The HSE has issued an e-Bulletin as temperatures are set to soar across Britain this week.
At THSP Risk Management we work closely with our customers in the construction industry to ensure that their workers will be as safe as possible.
Where possible work should be planned to reduce exposure to UV rays and bright sunlight, particularly if you are fair-skinned, have red hair and freckles or have a lot of moles. Even mild reddening of the skin is a sign of damage and long term, this damage can lead to skin cancer.
Employers must consider exposure to UV rays as a work hazard and include them in their risk assessments, with sensible control measures implemented.
As always, the hierarchy of control is to:
Eliminate the risk by avoiding working outdoors in direct sunlight and reduce the risk by limiting duration or programming works early morning or late afternoon when the sun’s rays are not so strong.
Isolating the hazard is not so easy, but consider those workers more prone to sunburn, working under awnings or in shade.
Controls include encouraging workers to remain covered up, and providing sunblock to a minimum factor of SPF 15, to be regularly reapplied. It is very difficult for the construction industry to relax dress codes to cope with the heat. PPE is there to protect individuals. It is not something that can be removed without the potential for serious consequences.

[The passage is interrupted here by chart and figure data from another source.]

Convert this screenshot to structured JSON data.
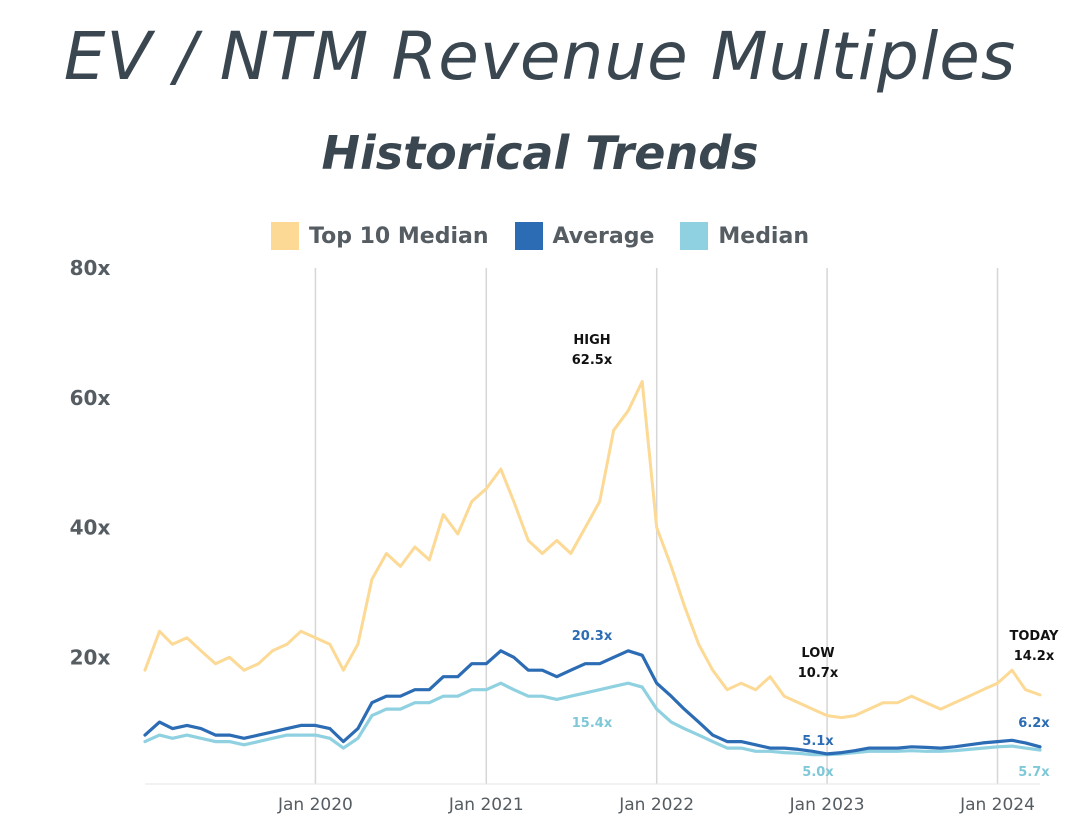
{
  "title": "EV / NTM Revenue Multiples",
  "subtitle": "Historical Trends",
  "chart_data": {
    "type": "line",
    "title": "EV / NTM Revenue Multiples",
    "subtitle": "Historical Trends",
    "xlabel": "",
    "ylabel": "",
    "x_range": [
      "2019-01",
      "2024-04"
    ],
    "ylim": [
      0,
      80
    ],
    "y_ticks": [
      {
        "value": 80,
        "label": "80x"
      },
      {
        "value": 60,
        "label": "60x"
      },
      {
        "value": 40,
        "label": "40x"
      },
      {
        "value": 20,
        "label": "20x"
      }
    ],
    "x_ticks": [
      {
        "date": "2020-01",
        "label": "Jan 2020"
      },
      {
        "date": "2021-01",
        "label": "Jan 2021"
      },
      {
        "date": "2022-01",
        "label": "Jan 2022"
      },
      {
        "date": "2023-01",
        "label": "Jan 2023"
      },
      {
        "date": "2024-01",
        "label": "Jan 2024"
      }
    ],
    "grid": "vertical",
    "legend_position": "top-center",
    "series": [
      {
        "name": "Top 10 Median",
        "color": "#fcd994",
        "x": [
          "2019-01",
          "2019-02",
          "2019-03",
          "2019-04",
          "2019-05",
          "2019-06",
          "2019-07",
          "2019-08",
          "2019-09",
          "2019-10",
          "2019-11",
          "2019-12",
          "2020-01",
          "2020-02",
          "2020-03",
          "2020-04",
          "2020-05",
          "2020-06",
          "2020-07",
          "2020-08",
          "2020-09",
          "2020-10",
          "2020-11",
          "2020-12",
          "2021-01",
          "2021-02",
          "2021-03",
          "2021-04",
          "2021-05",
          "2021-06",
          "2021-07",
          "2021-08",
          "2021-09",
          "2021-10",
          "2021-11",
          "2021-12",
          "2022-01",
          "2022-02",
          "2022-03",
          "2022-04",
          "2022-05",
          "2022-06",
          "2022-07",
          "2022-08",
          "2022-09",
          "2022-10",
          "2022-11",
          "2022-12",
          "2023-01",
          "2023-02",
          "2023-03",
          "2023-04",
          "2023-05",
          "2023-06",
          "2023-07",
          "2023-08",
          "2023-09",
          "2023-10",
          "2023-11",
          "2023-12",
          "2024-01",
          "2024-02",
          "2024-03",
          "2024-04"
        ],
        "values": [
          18,
          24,
          22,
          23,
          21,
          19,
          20,
          18,
          19,
          21,
          22,
          24,
          23,
          22,
          18,
          22,
          32,
          36,
          34,
          37,
          35,
          42,
          39,
          44,
          46,
          49,
          44,
          38,
          36,
          38,
          36,
          40,
          44,
          55,
          58,
          62.5,
          40,
          34,
          28,
          22,
          18,
          15,
          16,
          15,
          17,
          14,
          13,
          12,
          11,
          10.7,
          11,
          12,
          13,
          13,
          14,
          13,
          12,
          13,
          14,
          15,
          16,
          18,
          15,
          14.2
        ]
      },
      {
        "name": "Average",
        "color": "#2b6cb4",
        "x": [
          "2019-01",
          "2019-02",
          "2019-03",
          "2019-04",
          "2019-05",
          "2019-06",
          "2019-07",
          "2019-08",
          "2019-09",
          "2019-10",
          "2019-11",
          "2019-12",
          "2020-01",
          "2020-02",
          "2020-03",
          "2020-04",
          "2020-05",
          "2020-06",
          "2020-07",
          "2020-08",
          "2020-09",
          "2020-10",
          "2020-11",
          "2020-12",
          "2021-01",
          "2021-02",
          "2021-03",
          "2021-04",
          "2021-05",
          "2021-06",
          "2021-07",
          "2021-08",
          "2021-09",
          "2021-10",
          "2021-11",
          "2021-12",
          "2022-01",
          "2022-02",
          "2022-03",
          "2022-04",
          "2022-05",
          "2022-06",
          "2022-07",
          "2022-08",
          "2022-09",
          "2022-10",
          "2022-11",
          "2022-12",
          "2023-01",
          "2023-02",
          "2023-03",
          "2023-04",
          "2023-05",
          "2023-06",
          "2023-07",
          "2023-08",
          "2023-09",
          "2023-10",
          "2023-11",
          "2023-12",
          "2024-01",
          "2024-02",
          "2024-03",
          "2024-04"
        ],
        "values": [
          8,
          10,
          9,
          9.5,
          9,
          8,
          8,
          7.5,
          8,
          8.5,
          9,
          9.5,
          9.5,
          9,
          7,
          9,
          13,
          14,
          14,
          15,
          15,
          17,
          17,
          19,
          19,
          21,
          20,
          18,
          18,
          17,
          18,
          19,
          19,
          20,
          21,
          20.3,
          16,
          14,
          12,
          10,
          8,
          7,
          7,
          6.5,
          6,
          6,
          5.8,
          5.5,
          5.1,
          5.3,
          5.6,
          6,
          6,
          6,
          6.2,
          6.1,
          6,
          6.2,
          6.5,
          6.8,
          7,
          7.2,
          6.8,
          6.2
        ]
      },
      {
        "name": "Median",
        "color": "#8fd1e0",
        "x": [
          "2019-01",
          "2019-02",
          "2019-03",
          "2019-04",
          "2019-05",
          "2019-06",
          "2019-07",
          "2019-08",
          "2019-09",
          "2019-10",
          "2019-11",
          "2019-12",
          "2020-01",
          "2020-02",
          "2020-03",
          "2020-04",
          "2020-05",
          "2020-06",
          "2020-07",
          "2020-08",
          "2020-09",
          "2020-10",
          "2020-11",
          "2020-12",
          "2021-01",
          "2021-02",
          "2021-03",
          "2021-04",
          "2021-05",
          "2021-06",
          "2021-07",
          "2021-08",
          "2021-09",
          "2021-10",
          "2021-11",
          "2021-12",
          "2022-01",
          "2022-02",
          "2022-03",
          "2022-04",
          "2022-05",
          "2022-06",
          "2022-07",
          "2022-08",
          "2022-09",
          "2022-10",
          "2022-11",
          "2022-12",
          "2023-01",
          "2023-02",
          "2023-03",
          "2023-04",
          "2023-05",
          "2023-06",
          "2023-07",
          "2023-08",
          "2023-09",
          "2023-10",
          "2023-11",
          "2023-12",
          "2024-01",
          "2024-02",
          "2024-03",
          "2024-04"
        ],
        "values": [
          7,
          8,
          7.5,
          8,
          7.5,
          7,
          7,
          6.5,
          7,
          7.5,
          8,
          8,
          8,
          7.5,
          6,
          7.5,
          11,
          12,
          12,
          13,
          13,
          14,
          14,
          15,
          15,
          16,
          15,
          14,
          14,
          13.5,
          14,
          14.5,
          15,
          15.5,
          16,
          15.4,
          12,
          10,
          9,
          8,
          7,
          6,
          6,
          5.5,
          5.5,
          5.3,
          5.2,
          5,
          5,
          5.1,
          5.3,
          5.5,
          5.5,
          5.5,
          5.6,
          5.5,
          5.5,
          5.6,
          5.8,
          6,
          6.2,
          6.3,
          6,
          5.7
        ]
      }
    ],
    "annotations": [
      {
        "lines": [
          "HIGH",
          "62.5x"
        ],
        "series": "Top 10 Median",
        "x": "2021-12",
        "y": 62.5
      },
      {
        "lines": [
          "20.3x"
        ],
        "series": "Average",
        "x": "2021-12",
        "y": 20.3
      },
      {
        "lines": [
          "15.4x"
        ],
        "series": "Median",
        "x": "2021-12",
        "y": 15.4
      },
      {
        "lines": [
          "LOW",
          "10.7x"
        ],
        "series": "Top 10 Median",
        "x": "2023-02",
        "y": 10.7
      },
      {
        "lines": [
          "5.1x"
        ],
        "series": "Average",
        "x": "2023-01",
        "y": 5.1
      },
      {
        "lines": [
          "5.0x"
        ],
        "series": "Median",
        "x": "2023-01",
        "y": 5.0
      },
      {
        "lines": [
          "TODAY",
          "14.2x"
        ],
        "series": "Top 10 Median",
        "x": "2024-04",
        "y": 14.2
      },
      {
        "lines": [
          "6.2x"
        ],
        "series": "Average",
        "x": "2024-04",
        "y": 6.2
      },
      {
        "lines": [
          "5.7x"
        ],
        "series": "Median",
        "x": "2024-04",
        "y": 5.7
      }
    ]
  }
}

Another danger of working outside in the heat is that it can lead to heatstroke and other heat-related problems. Heatstroke is a serious condition where the body is no longer able to control its temperature. This causes the body temperature to rise to dangerous levels within 10 to 15 minutes. Should emergency treatment not be provided, heatstroke can lead to permanent disability or death.
Symptoms of heatstroke are:
- Dry, hot, reddish skin and lack of sweating
- High body temperature
- Strong, rapid pulse
- Slurred speech
Whilst we cannot change the working hours or regulations on workwear, THSP encourage all workers to be on the lookout for their workmates to ensure that they are not suffering in the heat.
The best ways to keep your team cool and hydrated in the hot weather is:
- Ensure they drink plenty of fluids – two to four cups of water every hour, not just when they are thirsty.
- Ensure they have drinks bottles.
- Discourage the consumption of alcohol, coffee, tea and caffeinated soft drinks.
- Issue PPE that is lightweight, light coloured and loose-fitting.
- Encourage your workers to slow down and know their limits to work safely.
- Assign extra workers for physically demanding outdoor jobs.
- Get workers to wear a sun hat or accessorise their hard hats with proprietary crown and neck shades to keep the sun off their faces and necks.
- Ensure rest periods and water breaks are in a shaded or air-conditioned area.
- Suggest use of damp rags to wipe faces or place around necks.
- Make sure people use sunscreen.
- Avoid or block out direct sun if possible.
- Remember becoming thirsty is one of the last signs of becoming dehydrated, so make sure you drink plenty of fluids throughout the day.